In 1971 Dale Chihuly, Anne Gould Hauberg, and John H. Hauberg founded the Pilchuck Glass School in Stanwood, Washington. Pilchuck is a glass education center that has a reputation deserving of it’s international student-base and acclaim.
The Hot House, a traditional barn-style structure, is Pilchuck’s signature building and needed to be reroofed with the care and style of its original craftsmanship. Jorve is extremely proud to have been the chosen partner in this magnificent reroof.
Pilchuck’s Hot House is truly unique and its’ barn-style shakes definitely contribute to its’ inimitable nature.
These shakes are custom hewn to 52” in length, as opposed to your houses’ standard 24”, and are installed over an open-frame timber building without a roof deck (picture to the right).
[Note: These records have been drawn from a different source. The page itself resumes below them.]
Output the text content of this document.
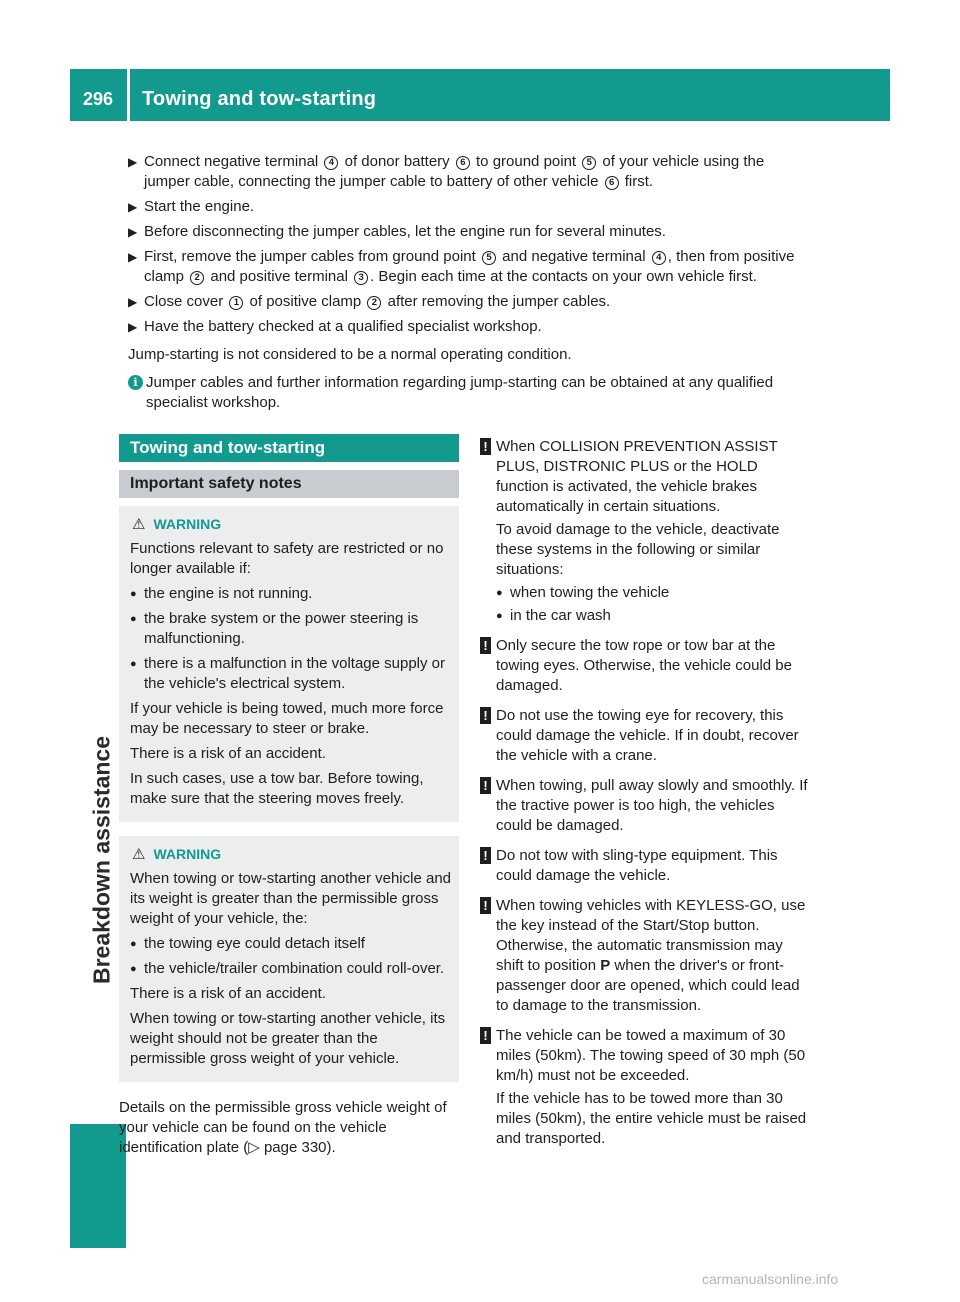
296	Towing and tow-starting
Breakdown assistance
▶ Connect negative terminal 4 of donor battery 6 to ground point 5 of your vehicle using the jumper cable, connecting the jumper cable to battery of other vehicle 6 first.
▶ Start the engine.
▶ Before disconnecting the jumper cables, let the engine run for several minutes.
▶ First, remove the jumper cables from ground point 5 and negative terminal 4 , then from positive clamp 2 and positive terminal 3 . Begin each time at the contacts on your own vehicle first.
▶ Close cover 1 of positive clamp 2 after removing the jumper cables.
▶ Have the battery checked at a qualified specialist workshop.

Jump-starting is not considered to be a normal operating condition.

i Jumper cables and further information regarding jump-starting can be obtained at any qualified specialist workshop.
Towing and tow-starting
Important safety notes
⚠ WARNING

Functions relevant to safety are restricted or no longer available if:

● the engine is not running.
● the brake system or the power steering is malfunctioning.
● there is a malfunction in the voltage supply or the vehicle's electrical system.

If your vehicle is being towed, much more force may be necessary to steer or brake.

There is a risk of an accident.

In such cases, use a tow bar. Before towing, make sure that the steering moves freely.

⚠ WARNING

When towing or tow-starting another vehicle and its weight is greater than the permissible gross weight of your vehicle, the:

● the towing eye could detach itself
● the vehicle/trailer combination could roll-over.

There is a risk of an accident.

When towing or tow-starting another vehicle, its weight should not be greater than the permissible gross weight of your vehicle.

Details on the permissible gross vehicle weight of your vehicle can be found on the vehicle identification plate (▷ page 330).

! When COLLISION PREVENTION ASSIST PLUS, DISTRONIC PLUS or the HOLD function is activated, the vehicle brakes automatically in certain situations.

To avoid damage to the vehicle, deactivate these systems in the following or similar situations:

● when towing the vehicle
● in the car wash
! Only secure the tow rope or tow bar at the towing eyes. Otherwise, the vehicle could be damaged.

! Do not use the towing eye for recovery, this could damage the vehicle. If in doubt, recover the vehicle with a crane.

! When towing, pull away slowly and smoothly. If the tractive power is too high, the vehicles could be damaged.

! Do not tow with sling-type equipment. This could damage the vehicle.

! When towing vehicles with KEYLESS-GO, use the key instead of the Start/Stop button. Otherwise, the automatic transmission may shift to position P when the driver's or front-passenger door are opened, which could lead to damage to the transmission.

! The vehicle can be towed a maximum of 30 miles (50km). The towing speed of 30 mph (50 km/h) must not be exceeded.

If the vehicle has to be towed more than 30 miles (50km), the entire vehicle must be raised and transported.

carmanualsonline.info
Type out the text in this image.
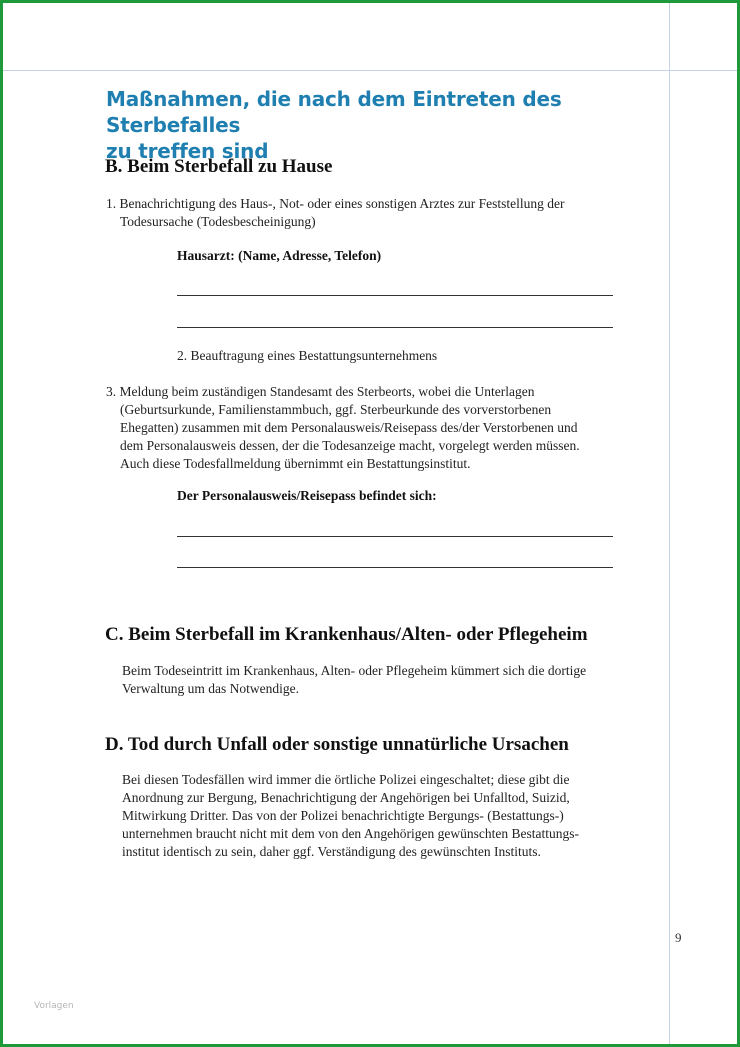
Maßnahmen, die nach dem Eintreten des Sterbefalles
zu treffen sind
B. Beim Sterbefall zu Hause
1. Benachrichtigung des Haus-, Not- oder eines sonstigen Arztes zur Feststellung der
Todesursache (Todesbescheinigung)
Hausarzt: (Name, Adresse, Telefon)
2. Beauftragung eines Bestattungsunternehmens
3. Meldung beim zuständigen Standesamt des Sterbeorts, wobei die Unterlagen
(Geburtsurkunde, Familienstammbuch, ggf. Sterbeurkunde des vorverstorbenen
Ehegatten) zusammen mit dem Personalausweis/Reisepass des/der Verstorbenen und
dem Personalausweis dessen, der die Todesanzeige macht, vorgelegt werden müssen.
Auch diese Todesfallmeldung übernimmt ein Bestattungsinstitut.
Der Personalausweis/Reisepass befindet sich:
C. Beim Sterbefall im Krankenhaus/Alten- oder Pflegeheim
Beim Todeseintritt im Krankenhaus, Alten- oder Pflegeheim kümmert sich die dortige
Verwaltung um das Notwendige.
D. Tod durch Unfall oder sonstige unnatürliche Ursachen
Bei diesen Todesfällen wird immer die örtliche Polizei eingeschaltet; diese gibt die
Anordnung zur Bergung, Benachrichtigung der Angehörigen bei Unfalltod, Suizid,
Mitwirkung Dritter. Das von der Polizei benachrichtigte Bergungs- (Bestattungs-)
unternehmen braucht nicht mit dem von den Angehörigen gewünschten Bestattungs-
institut identisch zu sein, daher ggf. Verständigung des gewünschten Instituts.
9
Vorlagen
An open-frame means that the shakes are the only layer of roofing material keeping rain from falling inside the building. With this in mind, to keep the Hot House waterproof, the shakes are double-coursed to stagger the space between each shake and usher the rain off the roof.
Jorve is proud of a job well-done and special recognition goes out to our crews on the job, veteran cedar shake specialists William Mejia, Eliseo Mejia, Adolfo Flores, Orlando Rodas, and Andres Hernandez. The job wouldn’t have been the same without custom copper and sheet metal fabrications by Mike Harvey and Antonio Munoz. This project was a chance for us to show our industry-leading abilities, attention to detail, and capacity to be flexible; we’re proud to say that this was achieved and the reroofed Hot House looks fantastic!